Joe McGinniss’s cover story in Conde Nast’s Portfolio on Gov. Sarah Palin is almost too well-researched to be dismissed as a hit piece. Over six pages, McGinniss, who covered Alaska’s oil boom in 1975, takes us deep into the world of the state’s oil-and-gas industry, the challenging terrain, the murky politics, and the Byzantine relationship between politics and big business. A reader who comes to the topic with no familiarity with the issue comes away more knowledgeable, and for that McGinniss deserves credit.
But the article’s argument doesn’t always mesh with the details. To many readers of Conde Nast’s other publications — The New Yorker, Vanity Fair, GQ — the Republican star Palin is, ipso facto, a villainess. Had Portfolio run a story that reads, “Palin’s gas-pipeline plan has an element of risk but could work,” some readers no doubt would have complained that a previously respectable business magazine had suddenly scrapped its credibility by serving up a puff piece about the Cruella de Vil of the liberal imagination. (The cover photo has Palin in the snow in a fur-collared jacket.) Instead, the Portfolio piece follows a simple tune: Whatever decisions Governor Palin makes about this massive, complicated project, she is always wrong.
Palin is accused simultaneously of empowering the oil companies and of being needlessly antagonistic to them; she’s the lone impediment to the project but foolishly overlooking numerous unresolved obstacles; she’s accused of making a risky bet on the future value of natural gas and simultaneously blamed for not acting quickly enough in light of the world’s rapidly expanding energy demands.
BIG OIL: VICTIM OR VILLIAN?
At times, in Portfolio’s telling, Palin’s main motive is harming oil companies, no matter the collateral damage to her state.

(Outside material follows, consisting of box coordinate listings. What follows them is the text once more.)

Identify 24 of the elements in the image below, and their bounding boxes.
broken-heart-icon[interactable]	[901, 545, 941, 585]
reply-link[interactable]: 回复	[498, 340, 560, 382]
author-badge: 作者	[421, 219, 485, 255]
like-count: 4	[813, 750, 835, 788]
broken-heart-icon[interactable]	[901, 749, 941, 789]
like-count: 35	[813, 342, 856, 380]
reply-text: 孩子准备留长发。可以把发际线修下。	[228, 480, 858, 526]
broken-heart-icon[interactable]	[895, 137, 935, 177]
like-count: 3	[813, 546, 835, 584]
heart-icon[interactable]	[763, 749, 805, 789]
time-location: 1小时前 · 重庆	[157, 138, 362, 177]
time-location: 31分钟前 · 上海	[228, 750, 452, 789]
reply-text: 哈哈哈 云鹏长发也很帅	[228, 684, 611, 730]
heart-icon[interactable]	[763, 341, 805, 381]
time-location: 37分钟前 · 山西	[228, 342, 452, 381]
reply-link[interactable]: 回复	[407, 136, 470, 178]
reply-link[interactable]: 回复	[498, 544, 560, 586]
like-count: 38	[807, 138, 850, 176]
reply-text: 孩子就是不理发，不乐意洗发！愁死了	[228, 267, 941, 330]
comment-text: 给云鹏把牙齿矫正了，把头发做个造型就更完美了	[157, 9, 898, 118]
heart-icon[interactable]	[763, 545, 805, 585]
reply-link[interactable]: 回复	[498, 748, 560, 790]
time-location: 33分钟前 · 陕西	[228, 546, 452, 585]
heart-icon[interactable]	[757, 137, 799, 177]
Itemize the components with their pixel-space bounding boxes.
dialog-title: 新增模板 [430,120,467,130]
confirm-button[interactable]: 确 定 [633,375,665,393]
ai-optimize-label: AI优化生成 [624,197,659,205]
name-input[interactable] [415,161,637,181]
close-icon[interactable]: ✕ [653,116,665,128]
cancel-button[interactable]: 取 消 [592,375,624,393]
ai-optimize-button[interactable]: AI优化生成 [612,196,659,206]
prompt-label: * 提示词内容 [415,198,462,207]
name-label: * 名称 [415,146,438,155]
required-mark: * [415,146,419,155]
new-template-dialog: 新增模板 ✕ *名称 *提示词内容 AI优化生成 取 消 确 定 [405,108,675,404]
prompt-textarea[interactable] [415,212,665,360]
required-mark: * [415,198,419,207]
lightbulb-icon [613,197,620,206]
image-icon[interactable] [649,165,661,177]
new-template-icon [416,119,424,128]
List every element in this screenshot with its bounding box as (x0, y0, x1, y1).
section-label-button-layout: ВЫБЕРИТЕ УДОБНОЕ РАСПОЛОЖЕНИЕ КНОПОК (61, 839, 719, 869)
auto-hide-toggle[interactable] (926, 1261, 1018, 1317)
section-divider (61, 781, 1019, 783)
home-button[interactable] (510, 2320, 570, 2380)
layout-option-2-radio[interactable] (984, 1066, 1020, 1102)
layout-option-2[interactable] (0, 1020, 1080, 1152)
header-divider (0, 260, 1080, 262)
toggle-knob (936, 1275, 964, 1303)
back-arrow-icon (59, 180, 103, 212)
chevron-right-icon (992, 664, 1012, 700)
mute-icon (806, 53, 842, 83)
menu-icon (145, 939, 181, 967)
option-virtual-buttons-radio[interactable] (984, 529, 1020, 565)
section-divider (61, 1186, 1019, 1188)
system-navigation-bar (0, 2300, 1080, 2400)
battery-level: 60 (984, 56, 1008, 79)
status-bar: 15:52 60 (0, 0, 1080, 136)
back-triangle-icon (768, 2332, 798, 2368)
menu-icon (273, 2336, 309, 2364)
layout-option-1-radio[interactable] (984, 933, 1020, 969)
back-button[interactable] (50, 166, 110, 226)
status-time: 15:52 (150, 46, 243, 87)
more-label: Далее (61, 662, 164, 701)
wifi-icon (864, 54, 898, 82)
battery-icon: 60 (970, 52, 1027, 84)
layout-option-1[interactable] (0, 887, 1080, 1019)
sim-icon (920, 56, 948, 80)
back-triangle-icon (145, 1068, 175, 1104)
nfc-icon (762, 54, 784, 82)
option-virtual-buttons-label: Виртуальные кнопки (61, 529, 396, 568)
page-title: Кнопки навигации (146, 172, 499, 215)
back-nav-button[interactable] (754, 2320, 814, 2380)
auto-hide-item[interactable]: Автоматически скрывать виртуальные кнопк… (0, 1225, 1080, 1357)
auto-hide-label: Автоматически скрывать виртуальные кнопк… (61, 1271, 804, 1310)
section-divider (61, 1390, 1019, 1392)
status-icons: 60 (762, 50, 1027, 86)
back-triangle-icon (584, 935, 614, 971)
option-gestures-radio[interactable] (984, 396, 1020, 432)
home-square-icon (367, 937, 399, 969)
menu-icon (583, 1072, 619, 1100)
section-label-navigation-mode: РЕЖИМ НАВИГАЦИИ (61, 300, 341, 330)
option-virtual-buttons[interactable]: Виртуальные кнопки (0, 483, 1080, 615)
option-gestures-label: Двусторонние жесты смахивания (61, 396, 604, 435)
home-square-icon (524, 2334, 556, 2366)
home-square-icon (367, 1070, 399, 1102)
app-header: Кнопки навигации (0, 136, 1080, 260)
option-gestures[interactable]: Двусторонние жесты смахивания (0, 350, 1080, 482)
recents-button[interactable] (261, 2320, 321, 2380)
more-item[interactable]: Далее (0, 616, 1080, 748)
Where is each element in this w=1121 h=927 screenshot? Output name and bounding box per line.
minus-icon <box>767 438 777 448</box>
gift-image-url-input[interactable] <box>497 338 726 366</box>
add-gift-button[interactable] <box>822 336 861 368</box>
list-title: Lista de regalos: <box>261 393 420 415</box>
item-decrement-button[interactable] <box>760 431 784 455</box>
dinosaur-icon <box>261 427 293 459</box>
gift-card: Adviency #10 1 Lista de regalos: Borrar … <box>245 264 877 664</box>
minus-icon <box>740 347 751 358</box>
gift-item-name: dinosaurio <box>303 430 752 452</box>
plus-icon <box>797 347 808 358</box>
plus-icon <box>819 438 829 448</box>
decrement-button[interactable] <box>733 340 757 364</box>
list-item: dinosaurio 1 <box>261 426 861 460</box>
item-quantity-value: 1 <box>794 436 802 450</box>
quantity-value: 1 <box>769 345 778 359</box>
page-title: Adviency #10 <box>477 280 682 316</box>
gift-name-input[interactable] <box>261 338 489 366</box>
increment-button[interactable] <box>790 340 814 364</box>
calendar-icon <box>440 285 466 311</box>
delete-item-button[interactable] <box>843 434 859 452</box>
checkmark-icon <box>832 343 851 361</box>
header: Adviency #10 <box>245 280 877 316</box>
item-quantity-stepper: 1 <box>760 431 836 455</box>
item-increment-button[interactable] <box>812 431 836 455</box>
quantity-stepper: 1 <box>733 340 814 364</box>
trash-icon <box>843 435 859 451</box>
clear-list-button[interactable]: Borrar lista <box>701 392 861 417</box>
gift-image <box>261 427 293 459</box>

McGinniss charges that she “built a career out of puffing up dragons she could then slay.”
She saw the launching of a natural-gas-pipeline project as a God-given opportunity to prove herself bigger than Big Oil. . . . She felt that with [the Alaska Gasline Inducement Act], she’d stuck her thumb in the eye of Big Oil as no governor before her ever had. She was good, and they were bad, and she’d defeated them. She was Joan of Arc at Orleans. . . .
What Alaskans wanted to hear as Palin assumed office at the start of 2007 — what they’d been wanting to hear, in fact, ever since the Exxon Valdez oil spill in 1989 — was that Big Oil, especially Exxon Mobil, was evil. Looking back over their 40-year partnership with the oil multinationals, most Alaskans concluded that no matter how many tens of billions of dollars in revenue the state had received as a result of North Slope production, it should have gotten more. And it would have, according to popular sentiment, if the greedy, crafty, amoral, conniving, duplicitous, and nefarious oil companies hadn’t robbed Alaska blind — in many cases, with the illicitly bought-and-paid-for cooperation of the state’s elected and appointed officials.
Perhaps that derision is fair; Palin’s populist streak has always been clear, and she’s been accused of seeing the world in black and white. But when McGinniss needs to paint the big oil companies as bad guys, they suddenly cease being victims of a runaway populist fury. Then Palin’s wary stance sounds pretty well justified. The article refers to Big Oil as “the industry that had ruled Alaska like a colonial master for 40 years” and details bribery and secret deals:
Then-Governor Murkowski, who had been secretly negotiating a gas-pipeline deal with the oil companies, fired Tom Irwin, the commissioner of the Department of Natural Resources, after Irwin questioned whether Murkowski’s secret talks were legal. Six Irwin aides resigned immediately, the negotiations went nowhere, and Murkowski became as unpopular in Alaska as Saddam Hussein.
Anger at the oil companies grew stronger still over the next two years. In 2007, an FBI investigation led to the conviction of a number of Republican political figures who had accepted bribes from the head of an oil-services company in return for their votes supporting oil-tax legislation and other favors.
McGinniss at first shakes his head at Alaskans’ resentment of oil companies and their belief that the industry exploited Alaska with the “illicitly bought-and-paid-for cooperation of the state’s elected and appointed officials“ and then, two paragraphs later, details . . . illicitly bought-and-paid-for cooperation from the state’s elected and appointed officials.
HAVING IT BOTH WAYS
A key factor determining the project’s future is, naturally, its estimated profitability. The article explains that if natural gas is selling for less than $2 per million British thermal units (MMBtus), the pipeline won’t turn a profit. The article notes that natural gas was at $12 last summer, but by February it was down to about $4.75. This week, gas futures were trading at $4.31.